AMONG the numerous productions of London may be reckoned a
species of vegetable, called Buns ; they partake also of a mineral nature,
as fragments of stone, called grit, are frequently found in them.
Naturalists, having occasionally (very rarely) observed a sort of ossification resembling a currant upon the surface of the bun, were led to undertake a mining speculation, for the discovery of any of these curiosities which might by chance be concealed in the bowels ; but after a deal of trouble and great outlay of capital, the specimens were found so rare and so inferior in quality, that they did not reward the trouble of searching for them, and the enterprise was relinquished.
In the centre of these buns is described a circle, and the outer surface is divided into a number of mathematical sections, forming together a mathematical problem, which it would puzzle Euclid to solve.
Buns are commonly divided into three classes, viz. Bath or twopenny, penny, and halfpenny stale, which, are principally u ed by the children of the poorer population of the City, or by oppressed and poorly-paid mechanics, who procure them while on their way to their morning labour.

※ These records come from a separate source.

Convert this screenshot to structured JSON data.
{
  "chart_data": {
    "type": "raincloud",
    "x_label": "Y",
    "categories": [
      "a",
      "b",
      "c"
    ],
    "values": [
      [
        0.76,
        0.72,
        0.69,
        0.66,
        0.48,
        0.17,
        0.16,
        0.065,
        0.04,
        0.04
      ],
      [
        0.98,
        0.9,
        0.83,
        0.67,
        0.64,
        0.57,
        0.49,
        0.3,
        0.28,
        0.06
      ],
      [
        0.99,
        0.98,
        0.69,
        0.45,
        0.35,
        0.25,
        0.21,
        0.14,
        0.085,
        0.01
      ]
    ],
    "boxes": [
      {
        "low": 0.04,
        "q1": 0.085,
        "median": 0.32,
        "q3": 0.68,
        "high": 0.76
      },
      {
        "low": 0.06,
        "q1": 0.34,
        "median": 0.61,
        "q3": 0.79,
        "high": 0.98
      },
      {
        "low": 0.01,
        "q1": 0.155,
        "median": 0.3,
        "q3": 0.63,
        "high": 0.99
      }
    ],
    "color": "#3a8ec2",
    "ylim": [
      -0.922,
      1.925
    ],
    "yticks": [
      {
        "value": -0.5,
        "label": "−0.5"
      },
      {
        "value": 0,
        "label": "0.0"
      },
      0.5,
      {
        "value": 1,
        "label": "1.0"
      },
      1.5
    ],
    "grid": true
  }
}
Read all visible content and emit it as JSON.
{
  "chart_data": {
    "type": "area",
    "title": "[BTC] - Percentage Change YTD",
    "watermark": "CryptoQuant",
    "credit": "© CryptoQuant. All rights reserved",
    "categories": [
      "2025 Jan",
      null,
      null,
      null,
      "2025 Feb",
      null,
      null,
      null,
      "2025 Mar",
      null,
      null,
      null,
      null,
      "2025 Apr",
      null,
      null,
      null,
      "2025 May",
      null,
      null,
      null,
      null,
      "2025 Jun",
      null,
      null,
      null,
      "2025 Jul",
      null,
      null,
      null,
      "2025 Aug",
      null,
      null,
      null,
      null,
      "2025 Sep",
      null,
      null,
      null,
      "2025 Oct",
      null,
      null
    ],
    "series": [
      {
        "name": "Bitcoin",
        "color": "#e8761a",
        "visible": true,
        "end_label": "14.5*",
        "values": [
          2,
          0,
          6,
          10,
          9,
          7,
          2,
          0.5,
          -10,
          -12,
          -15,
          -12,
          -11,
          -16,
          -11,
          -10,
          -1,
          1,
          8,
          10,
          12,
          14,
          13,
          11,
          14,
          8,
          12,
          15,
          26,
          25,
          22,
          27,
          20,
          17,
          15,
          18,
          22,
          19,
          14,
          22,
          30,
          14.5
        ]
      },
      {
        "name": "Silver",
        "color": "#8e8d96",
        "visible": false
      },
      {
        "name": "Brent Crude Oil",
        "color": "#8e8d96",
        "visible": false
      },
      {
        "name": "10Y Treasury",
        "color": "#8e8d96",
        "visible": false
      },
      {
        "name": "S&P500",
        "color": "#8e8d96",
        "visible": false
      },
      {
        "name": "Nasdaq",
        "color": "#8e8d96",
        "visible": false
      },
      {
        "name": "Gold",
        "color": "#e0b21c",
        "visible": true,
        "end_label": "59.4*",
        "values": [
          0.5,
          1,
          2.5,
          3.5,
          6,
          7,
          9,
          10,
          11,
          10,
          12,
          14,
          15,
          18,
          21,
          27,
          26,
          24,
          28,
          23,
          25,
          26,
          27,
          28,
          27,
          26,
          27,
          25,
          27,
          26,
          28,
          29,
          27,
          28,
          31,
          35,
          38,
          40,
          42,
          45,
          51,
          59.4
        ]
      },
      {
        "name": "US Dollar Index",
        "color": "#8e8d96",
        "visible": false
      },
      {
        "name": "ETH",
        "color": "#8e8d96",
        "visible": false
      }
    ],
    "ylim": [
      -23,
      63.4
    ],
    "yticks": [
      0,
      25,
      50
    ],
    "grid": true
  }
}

It has been asserted that they derive some sustenance from them, but this is much doubted by geologists, and it is generally believed that they are only of service in sharpening their teeth for the almost equally dry morsel of bread which constitutes their breakfast, owing to the grinding parsimony of their employers.
To these three classes may be added a kind known by the name of "Chelsea," this species having, it is said, been first discovered in that locality. These are in the form of a "many-folded" serpent, with its tail in its mouth, and are sometimes used as the emblem of eternity, which simile is not inapt, as it takes a prodigious time to get through them.